Les enquêtes d'opinion ont de vilains défauts. Elles se trompent, parfois en escadrilles, elles pèsent sur le débat public avec des arguments qui risquent d'être invalidés au fil du temps, et, malgré divers échecs, elles continuent à convaincre les lecteurs qui vont bientôt redevenir électeurs. Les Instituts s'efforcent de contrôler avec rigueur les éléments qu'ils reçoivent et sans doute y apportent-ils des corrections dont la légitimité est discutable. Par exemple, la « marge d'erreur » est devenue la principale protection contre l'approximation d'une vérité chiffrée qui ne sera connue qu'après le scrutin.

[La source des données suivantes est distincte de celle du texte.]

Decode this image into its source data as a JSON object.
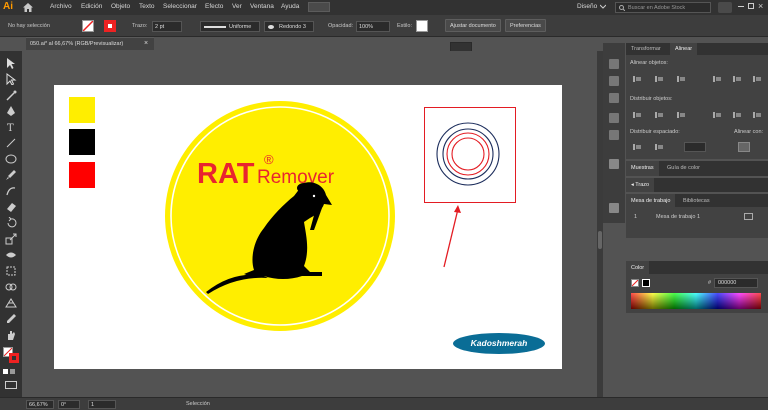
{
  "app": {
    "logo": "Ai",
    "workspace": "Diseño",
    "search_placeholder": "Buscar en Adobe Stock"
  },
  "menu": [
    "Archivo",
    "Edición",
    "Objeto",
    "Texto",
    "Seleccionar",
    "Efecto",
    "Ver",
    "Ventana",
    "Ayuda"
  ],
  "control": {
    "selection": "No hay selección",
    "stroke_label": "Trazo:",
    "stroke_value": "2 pt",
    "profile": "Uniforme",
    "brush": "Redondo 3",
    "opacity_label": "Opacidad:",
    "opacity_value": "100%",
    "style_label": "Estilo:",
    "adjust_button": "Ajustar documento",
    "prefs_button": "Preferencias"
  },
  "document": {
    "tab_title": "050.ai* al 66,67% (RGB/Previsualizar)",
    "close": "×"
  },
  "artwork": {
    "brand_rat": "RAT",
    "brand_remover": "Remover",
    "registered": "®",
    "watermark": "Kadoshmerah",
    "swatch_colors": [
      "#ffee00",
      "#000000",
      "#ff0000"
    ],
    "circle_color": "#ffee00",
    "accent_red": "#e8252f",
    "watermark_bg": "#0a6d96"
  },
  "status": {
    "zoom": "66,67%",
    "rotation": "0°",
    "artboard": "1",
    "tool": "Selección"
  },
  "panels": {
    "top_tabs": [
      "Transformar",
      "Alinear"
    ],
    "align_objects": "Alinear objetos:",
    "distribute_objects": "Distribuir objetos:",
    "distribute_spacing": "Distribuir espaciado:",
    "align_to": "Alinear con:",
    "swatch_tabs": [
      "Muestras",
      "Guía de color"
    ],
    "stroke_tab": "Trazo",
    "artboard_tabs": [
      "Mesa de trabajo",
      "Bibliotecas"
    ],
    "artboard_row_num": "1",
    "artboard_row_name": "Mesa de trabajo 1",
    "color_tab": "Color",
    "color_hex_prefix": "#",
    "color_hex": "000000"
  }
}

Cependant, on peut critiquer les sondages de temps en temps mais pas tout le temps. Une enquête d'opinion réalisée un an avant la date du scrutin est infiniment moins crédible qu'une autre, faite deux mois avant. Plus on avance dans le temps, moins de candidats-surprise se déclarent et plus les Instituts sont en mesure, après avoir examiné les méthodes de leurs concurrents, de publier une répartition des suffrages proche de ce qui va se passer dans la réalité. C'est la répétition, chaque mois, de résultats identiques qui peut fournir des nombres crédibles. La persistance du score d'Anne Hidalgo n'a cessé de miner son discours politique, de même qu'une évaluation globale de la popularité de la gauche dans le pays a été chiffrée à un seul quart de l'électorat.
Président-Téfal
Il faut l'admettre : les Républicains se sont réjouis des sondages publiés aussitôt après l'investiture de Valérie Pécresse par le Congrès LR. La présence d'Emmanuel Macron en tête des compétiteurs depuis trois mois laisse penser que cette position ne variera pas dans les deux mois qui viennent. On le compare avec Ronald Reagan, l'ancien président des États-Unis que l'on appelait le président-Téfal parce que sa popularité demeurait très élevée malgré de sérieuses erreurs de gouvernance. Là, dans le cas de Macron, on a prédit des conséquences terribles aux emmerdements dont il veut harceler les non-vaccinés ; mais, en réalité, il n'a pas perdu une seule intention de vote, il en a même gagné.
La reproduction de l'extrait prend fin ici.